Daniel smiled and pulled out his phone. He opened the spreadsheet, looked at the 184 errors, and deleted the file. past papers a level physics
He began to notice patterns. The same magnetic flux linkage graph appeared in 2019, 2021, and 2024—only the numbers changed. The same six-mark essay on the photoelectric effect and why it proved light was particle-like: state threshold frequency, mention one-to-one photon-electron interaction, explain why wave theory fails (no time lag, dependence on frequency not intensity). He wrote a model answer, memorized it, then realized the 2023 paper asked the opposite: Explain how electron diffraction proves wave-particle duality. Two sides of the same coin. Daniel thought for a second
On the morning of the exam, Daniel arrived early. He didn’t cram. He didn’t flip through notes. He sat in the empty hallway and closed his eyes. In his mind, he saw the spreadsheet: 184 mistakes cataloged across 8 years of past papers.
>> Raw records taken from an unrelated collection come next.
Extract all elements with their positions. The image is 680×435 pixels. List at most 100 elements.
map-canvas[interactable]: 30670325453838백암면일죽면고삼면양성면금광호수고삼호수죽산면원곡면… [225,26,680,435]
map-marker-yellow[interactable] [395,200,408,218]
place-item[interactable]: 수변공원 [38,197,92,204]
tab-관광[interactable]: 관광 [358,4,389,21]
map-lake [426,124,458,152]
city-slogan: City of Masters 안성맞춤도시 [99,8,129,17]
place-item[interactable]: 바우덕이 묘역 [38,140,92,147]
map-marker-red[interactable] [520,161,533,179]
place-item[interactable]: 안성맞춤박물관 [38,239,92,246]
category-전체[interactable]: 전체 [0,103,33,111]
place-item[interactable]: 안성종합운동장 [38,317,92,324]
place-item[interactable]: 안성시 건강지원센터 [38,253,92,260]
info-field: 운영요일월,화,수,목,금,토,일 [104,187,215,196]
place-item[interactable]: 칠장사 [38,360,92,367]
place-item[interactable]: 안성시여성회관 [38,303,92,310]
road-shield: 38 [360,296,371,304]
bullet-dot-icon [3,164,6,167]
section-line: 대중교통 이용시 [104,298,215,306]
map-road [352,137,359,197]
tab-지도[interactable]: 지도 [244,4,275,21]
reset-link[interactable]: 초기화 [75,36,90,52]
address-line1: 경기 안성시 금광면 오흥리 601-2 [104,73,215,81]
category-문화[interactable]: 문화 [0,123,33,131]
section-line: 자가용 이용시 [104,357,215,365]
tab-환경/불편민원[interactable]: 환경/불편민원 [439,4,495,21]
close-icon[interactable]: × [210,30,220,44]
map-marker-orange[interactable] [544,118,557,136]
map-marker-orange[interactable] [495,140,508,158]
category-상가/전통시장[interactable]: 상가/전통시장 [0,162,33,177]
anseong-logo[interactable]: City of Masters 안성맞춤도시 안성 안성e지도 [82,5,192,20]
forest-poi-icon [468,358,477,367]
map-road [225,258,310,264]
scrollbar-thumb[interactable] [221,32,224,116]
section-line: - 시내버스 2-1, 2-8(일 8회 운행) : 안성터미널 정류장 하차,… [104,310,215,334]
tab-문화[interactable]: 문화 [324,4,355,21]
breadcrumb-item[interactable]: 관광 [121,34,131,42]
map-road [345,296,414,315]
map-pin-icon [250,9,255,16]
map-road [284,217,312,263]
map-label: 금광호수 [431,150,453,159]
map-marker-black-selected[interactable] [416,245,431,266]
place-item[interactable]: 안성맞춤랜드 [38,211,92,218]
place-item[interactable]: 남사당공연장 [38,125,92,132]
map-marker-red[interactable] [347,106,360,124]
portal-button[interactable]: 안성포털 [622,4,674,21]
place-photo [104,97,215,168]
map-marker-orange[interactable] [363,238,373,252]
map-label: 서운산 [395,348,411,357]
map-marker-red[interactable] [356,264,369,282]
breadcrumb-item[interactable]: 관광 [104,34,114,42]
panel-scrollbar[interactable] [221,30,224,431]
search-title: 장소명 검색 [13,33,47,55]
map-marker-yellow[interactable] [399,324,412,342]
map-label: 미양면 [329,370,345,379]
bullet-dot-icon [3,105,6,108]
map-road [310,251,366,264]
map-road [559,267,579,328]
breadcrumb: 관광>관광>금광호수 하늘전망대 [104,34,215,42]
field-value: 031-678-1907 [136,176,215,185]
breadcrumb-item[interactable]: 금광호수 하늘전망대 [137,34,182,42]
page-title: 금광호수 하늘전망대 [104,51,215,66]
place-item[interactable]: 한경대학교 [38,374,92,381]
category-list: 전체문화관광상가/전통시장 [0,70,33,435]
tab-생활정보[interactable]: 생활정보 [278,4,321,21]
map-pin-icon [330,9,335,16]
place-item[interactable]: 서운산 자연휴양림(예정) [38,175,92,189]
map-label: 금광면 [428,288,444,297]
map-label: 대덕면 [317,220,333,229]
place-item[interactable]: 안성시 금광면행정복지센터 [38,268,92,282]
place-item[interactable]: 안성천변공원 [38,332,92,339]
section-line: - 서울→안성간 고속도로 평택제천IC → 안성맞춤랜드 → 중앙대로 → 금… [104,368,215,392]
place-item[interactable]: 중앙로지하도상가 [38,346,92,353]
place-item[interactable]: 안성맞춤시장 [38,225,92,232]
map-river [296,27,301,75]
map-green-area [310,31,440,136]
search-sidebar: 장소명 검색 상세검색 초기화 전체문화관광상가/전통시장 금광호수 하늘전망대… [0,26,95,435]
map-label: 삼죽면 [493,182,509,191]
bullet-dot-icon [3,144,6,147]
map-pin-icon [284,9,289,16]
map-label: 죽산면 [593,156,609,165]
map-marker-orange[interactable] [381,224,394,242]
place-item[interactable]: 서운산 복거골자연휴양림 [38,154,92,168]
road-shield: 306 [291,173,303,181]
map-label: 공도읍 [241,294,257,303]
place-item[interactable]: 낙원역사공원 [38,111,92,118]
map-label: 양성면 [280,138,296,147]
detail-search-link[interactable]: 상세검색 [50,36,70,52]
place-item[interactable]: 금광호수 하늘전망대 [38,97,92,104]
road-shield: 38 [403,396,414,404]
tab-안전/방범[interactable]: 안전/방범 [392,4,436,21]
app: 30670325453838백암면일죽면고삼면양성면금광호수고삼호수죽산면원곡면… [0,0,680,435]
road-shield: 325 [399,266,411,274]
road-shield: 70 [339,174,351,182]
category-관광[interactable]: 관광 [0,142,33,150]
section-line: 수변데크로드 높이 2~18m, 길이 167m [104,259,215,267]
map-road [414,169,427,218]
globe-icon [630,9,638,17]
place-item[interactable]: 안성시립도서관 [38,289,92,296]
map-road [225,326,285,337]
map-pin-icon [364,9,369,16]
He saw the patterns: units (always convert to SI), vectors (always check direction), graphs (always label axes with units, always consider if line should go through origin). He saw the examiner’s voice in each question: We know you know the physics. But do you know how we think? Daniel smiled and pulled out his phone
Priya exhaled. “Thank God. I nearly used the approximation.”
Past Papers. A Level Physics. 2018–2025.